Segunda Instância

Santa Casa de Campo Grande perde ação e terá que pagar indenização

O Des. Vladimir Abreu da Silva, relator do processo, decidiu pela manutenção da sentença de 1º grau. Em seu voto, ele aponta que, ao permitir que o apelado com indicação para cirurgia tivesse alta, o hospital assentiu no risco de ser chamado à responsabilidade pelos danos que eventualmente adviriam.

Na sessão da 5ª Câmara Cível, por unanimidade, os desembargadores julgaram improcedente a Apelação Cível nº 2011.036527-8 em que a apelante Santa Casa de Campo Grande apela contra sentença proferida pelo juízo de 1º grau que julgou procedente a ação indenizatória por danos morais ajuizada por M.J.P.G.

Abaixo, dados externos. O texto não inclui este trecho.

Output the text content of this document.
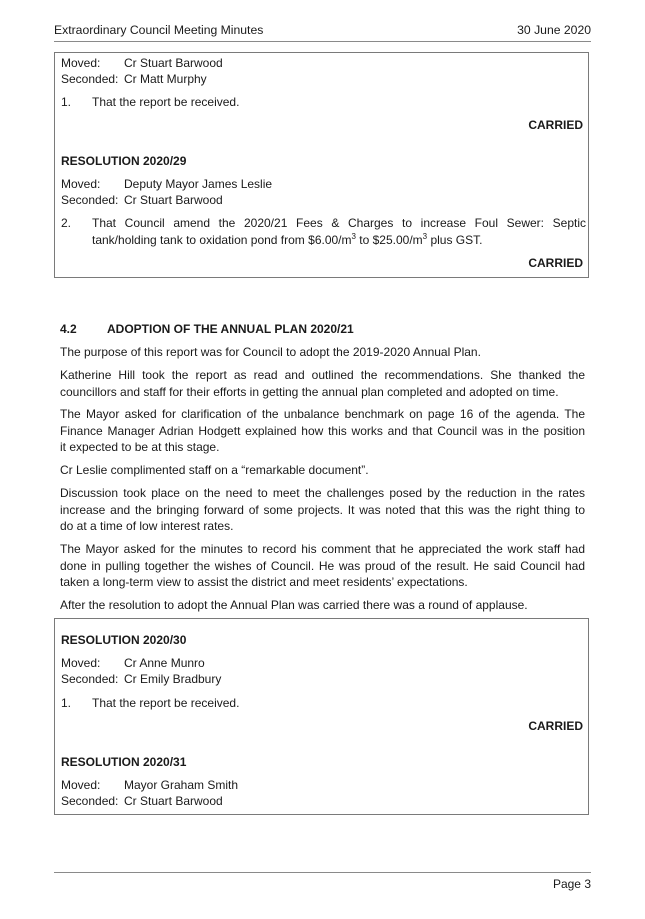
Extraordinary Council Meeting Minutes	30 June 2020
Moved: Cr Stuart Barwood
Seconded: Cr Matt Murphy
1. That the report be received.
CARRIED
RESOLUTION 2020/29
Moved: Deputy Mayor James Leslie
Seconded: Cr Stuart Barwood
2. That Council amend the 2020/21 Fees & Charges to increase Foul Sewer: Septic
tank/holding tank to oxidation pond from $\$6.00/m^3$ to $\$25.00/m^3$ plus GST.
CARRIED
4.2	ADOPTION OF THE ANNUAL PLAN 2020/21
The purpose of this report was for Council to adopt the 2019-2020 Annual Plan.
Katherine Hill took the report as read and outlined the recommendations. She thanked the
councillors and staff for their efforts in getting the annual plan completed and adopted on time.
The Mayor asked for clarification of the unbalance benchmark on page 16 of the agenda. The
Finance Manager Adrian Hodgett explained how this works and that Council was in the position
it expected to be at this stage.
Cr Leslie complimented staff on a “remarkable document”.
Discussion took place on the need to meet the challenges posed by the reduction in the rates
increase and the bringing forward of some projects. It was noted that this was the right thing to
do at a time of low interest rates.
The Mayor asked for the minutes to record his comment that he appreciated the work staff had
done in pulling together the wishes of Council. He was proud of the result. He said Council had
taken a long-term view to assist the district and meet residents’ expectations.
After the resolution to adopt the Annual Plan was carried there was a round of applause.
RESOLUTION 2020/30
Moved: Cr Anne Munro
Seconded: Cr Emily Bradbury
1. That the report be received.
CARRIED
RESOLUTION 2020/31
Moved: Mayor Graham Smith
Seconded: Cr Stuart Barwood
Page 3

De acordo com o processo , no dia 12 de maio de 2007 M.J.P.G. sofreu acidente automobilístico e foi socorrido pela equipe do SAMU, que o conduziu para a Santa Casa. Após realizado o raio-x foi dada como certa a realização de intervenção cirúrgica, mas M.J.P.G. ficou internado e foi liberado no dia seguinte.

M.J.P.G. alega que a Santa Casa deveria ter feito uma intervenção cirúrgica, porque sofreu fratura com desvio na patela do joelho direito e, mesmo sem receber a intervenção cirúrgica, ficou registrado em seu prontuário menção à operação. Mesmo com a necessidade da cirurgia, o médico concedeu-lhe alta no dia seguinte.

A Santa Casa aponta que foram feitos todos os procedimentos adequados e afirma que a espécie de fratura sofrida não exigia intervenção cirúrgica nos moldes entendidos pelo apelado, pois a fratura era sem desvios e, após a limpeza da pele, fez-se a imobilização do membro, via tala gessada.

O Des. Vladimir Abreu da Silva, relator do processo, decidiu pela manutenção da sentença de 1º grau. Em seu voto, ele aponta que, ao permitir que o apelado com indicação para cirurgia tivesse alta, o hospital assentiu no risco de ser chamado à responsabilidade pelos danos que eventualmente adviriam.

Em relação ao montante de R$ 5.000 fixados pelo juízo a título de indenização por danos morais, o desembargador assim se manifestou: “Constata-se tratar de valor condizente com o dano demonstrado, não representando quantia a permitir o enriquecimento do apelado ou a ruína da apelante”.